Wall Street has recorded three consecutive weeks of losses, in line with the market’s traditional September lull but also as the pandemic and ensuing recession dovetail into a particularly tense election season. The death of Supreme Court Justice Ruth Bader Ginsburg could overshadow coronavirus relief efforts, pushing off a package until after the Nov. 3 election, as the search for her replacement takes center stage.
The market retreat this month was largely fueled by a sell-off in technology stocks and mixed messaging from drugmakers and the Trump administration about the timeline for a coronavirus vaccine and other treatments.
Investor optimism dimmed on word that a vaccine was not likely to be available to most of Americans until mid-2021, said Kristina Hooper, chief global market strategist at Invesco. But investors also are wary of the contentious political environment domestically, as well as an uptick in coronavirus cases abroad.
“Given that election season has gone into high gear and covid-19 infections are rising in a number of countries around the world, we should all be fastening our seat belts as volatility is likely to increase from here,” she said.
Michael Farr, president of Farr, Miller & Washington, said a covid resurgence in Europe has the United Kingdom considering another shutdown, triggering a sell-off in airline, cruise line, and hotel stocks — which all lose when business and recreational travel is stymied.
And the political battle over the next Supreme Court justice “kills the chances of passing an additional stimulus bill prior to the November election,” he said.
The tech giants that had stoked Wall Street’s astonishing comeback in the spring and early summer continued to slide, with Facebook shedding 1.7 percent.
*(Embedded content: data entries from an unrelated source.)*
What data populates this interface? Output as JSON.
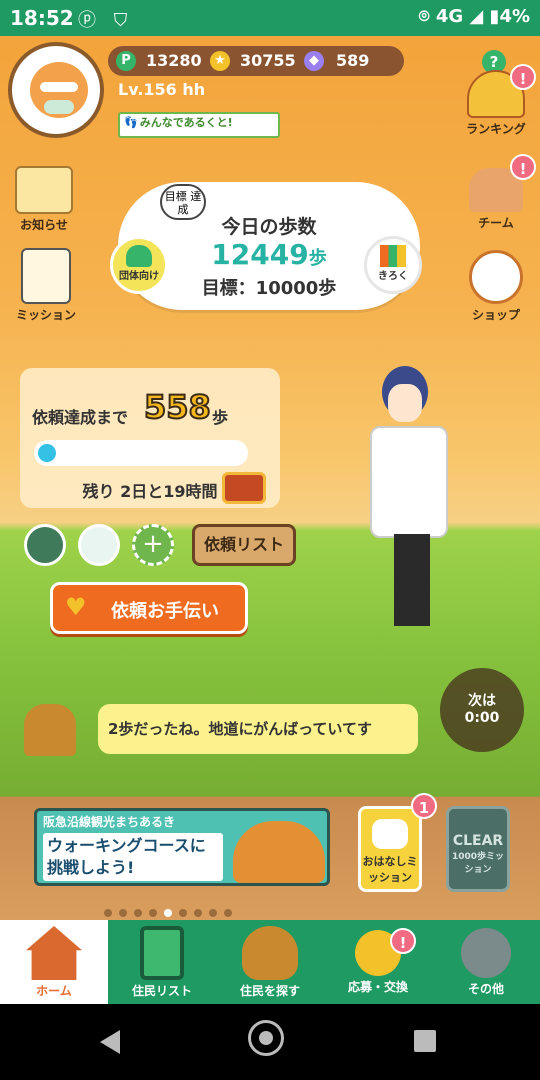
{
  "status": {
    "time": "18:52",
    "network": "4G",
    "battery": "4%"
  },
  "currency": {
    "points": "13280",
    "coins": "30755",
    "gems": "589",
    "help": "?"
  },
  "profile": {
    "level": "Lv.156 hh",
    "badge": "みんなであるくと!"
  },
  "side_left": [
    {
      "label": "お知らせ"
    },
    {
      "label": "ミッション"
    }
  ],
  "side_right": [
    {
      "label": "ランキング",
      "badge": "!"
    },
    {
      "label": "チーム",
      "badge": "!"
    },
    {
      "label": "ショップ"
    }
  ],
  "steps": {
    "bubble": "目標 達成",
    "title": "今日の歩数",
    "count": "12449",
    "unit": "歩",
    "goal": "目標：10000歩",
    "group_btn": "団体向け",
    "record_btn": "きろく"
  },
  "request": {
    "label": "依頼達成まで",
    "remaining_steps": "558",
    "unit": "歩",
    "progress": 0.04,
    "time_left": "残り 2日と19時間"
  },
  "members": {
    "list_btn": "依頼リスト",
    "add": "+"
  },
  "help_btn": "依頼お手伝い",
  "speech": "2歩だったね。地道にがんばっていてす",
  "next": {
    "line1": "次は",
    "line2": "0:00"
  },
  "banner": {
    "top": "阪急沿線観光まちあるき",
    "main": "ウォーキングコースに挑戦しよう!"
  },
  "cards": [
    {
      "label": "おはなしミッション",
      "badge": "1"
    },
    {
      "label": "CLEAR",
      "sub": "1000歩ミッション"
    }
  ],
  "carousel": {
    "count": 9,
    "active": 4
  },
  "tabs": [
    {
      "label": "ホーム"
    },
    {
      "label": "住民リスト"
    },
    {
      "label": "住民を探す"
    },
    {
      "label": "応募・交換",
      "badge": "!"
    },
    {
      "label": "その他"
    }
  ],
  "colors": {
    "green": "#1f9a62",
    "teal": "#27b3a4",
    "orange": "#ef6b1f"
  }
}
Apple, Alphabet, Amazon, Microsoft and Netflix have come down from their all-time highs in early September. (Amazon chief executive Jeff Bezos owns The Washington Post.) Farr also pointed to the deep declines in the financial sector: “Any of these presents a strong head wind to share prices but taken together, they are inflicting more broad damage.”
The banking giants were rocked after weekend news coverage tied to more than 2,100 documents known as suspicious activity reports, or SARs. Banks are legally required to file them when they see transactions that have the traits of financial misconduct or money laundering, such as large transactions in round numbers, or payments between two companies that have no observable business relationship.
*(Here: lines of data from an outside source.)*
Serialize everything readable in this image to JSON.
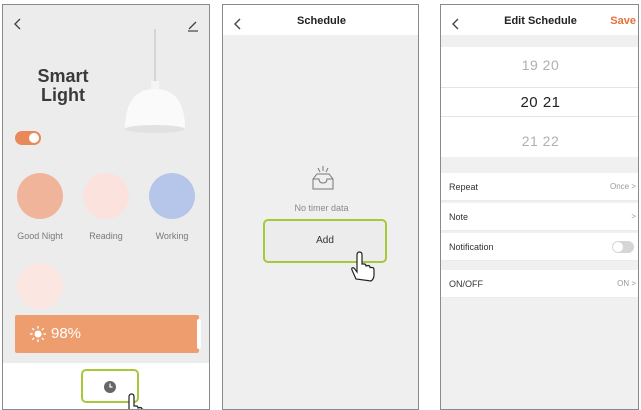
{
  "screen1": {
    "title": "Smart Light",
    "scenes": [
      {
        "label": "Good Night",
        "color": "#f0b49a"
      },
      {
        "label": "Reading",
        "color": "#fbe2dc"
      },
      {
        "label": "Working",
        "color": "#b6c6ea"
      },
      {
        "label": "",
        "color": "#fbe6e2"
      }
    ],
    "brightness": "98%",
    "light_on": true
  },
  "screen2": {
    "title": "Schedule",
    "empty_text": "No timer data",
    "add_label": "Add"
  },
  "screen3": {
    "title": "Edit Schedule",
    "save_label": "Save",
    "picker": {
      "rows": [
        "19  20",
        "20  21",
        "21  22"
      ]
    },
    "rows": [
      {
        "label": "Repeat",
        "value": "Once >"
      },
      {
        "label": "Note",
        "value": ">"
      },
      {
        "label": "Notification",
        "value": ""
      },
      {
        "label": "ON/OFF",
        "value": "ON >"
      }
    ]
  },
  "colors": {
    "accent": "#e3723d",
    "highlight": "#a6c93a",
    "brightness_bar": "#ee9e6e"
  }
}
BuzzFeed shared these reports with the ICIJ and more than 100 news organizations across 88 countries. The news outlets mapped more than $2 trillion in transactions from 1999 to 2017. Though the major banks that file SARs could have halted nearly any of the flagged financial activity, BuzzFeed reported, they allowed the transactions to go through and continued to collect their fees.
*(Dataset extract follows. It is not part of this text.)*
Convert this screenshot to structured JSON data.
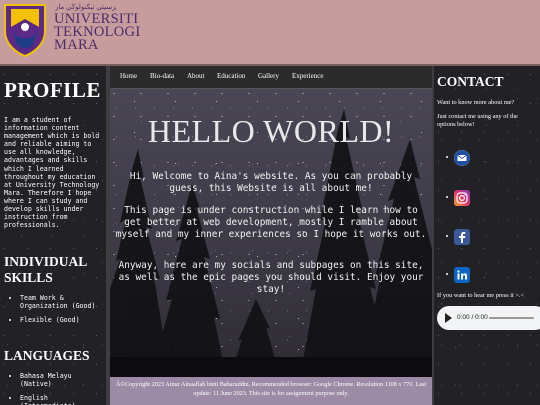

The documents, according to the news organizations, “expose the hollowness of banking safeguards, and the ease with which criminals have exploited them. Profits from deadly drug wars, fortunes embezzled from developing countries, and hard-earned savings stolen in a Ponzi scheme were all allowed to flow into and out of these financial institutions, despite warnings from the banks’ own employees.”
The Treasury Department, in its response, did not directly address detailed questions posed by the investigation, BuzzFeed reported. Instead, the agency said, it was “aware that various media outlets intend to publish a series of articles based on unlawfully disclosed Suspicious Activity Reports (SARs).” The agency went on to say that “the unauthorized disclosure of SARs is a crime,” and that it was referring the matter to the Department of Justice and its own Inspector General’s office.
Investors also are tracking the escalation in tensions between the U.S. and China, said Nicole Tanenbaum of Chequers Financial Management.
In recent weeks, the Chinese government unveiled new global data security standards intended to counter a rival U.S. initiative; the American ambassador to China quit his post in Beijing; and President Trump vowed publicly “to end our reliance on China once and for all.”
Over the weekend, a federal court granted a preliminary injunction halting the Trump administration’s planned ban of the Chinese app WeChat, a popular tool for Chinese speakers in the U.S. to communicate with friends and relatives in China, where most Western messaging apps, including Facebook Messenger and WhatsApp, are banned.
The remarkable decline on Wall Street follows a dramatic rise of almost uninterrupted gains, culminating in multiple shattered records of individual stocks and closely watched indexes. Less than three weeks ago, the S&P 500 set a record high, at 3,580. But it has since shed nearly 8.4 percent of its value. The benchmark index is down about 6.3 percent for the month.
Every sector in the S&P 500 fell Monday, and nearly every company in the Dow lost ground. Oil prices slipped 5 percent and even safe havens like gold got beaten down. The steep losses echoed the market turbulence that was common in the early days of the pandemic.
One of the hardest-hit stocks Monday stemmed from a unique set of challenges. Shares of the electric truck start-up Nikola dropped sharply after its executive chairman and founder Trevor Milton resigned from the company, following accusations from a short seller that Nikola “is an intricate fraud built on dozens of lies.” Nikola has denied the accusations. The stock dropped 19.3 percent.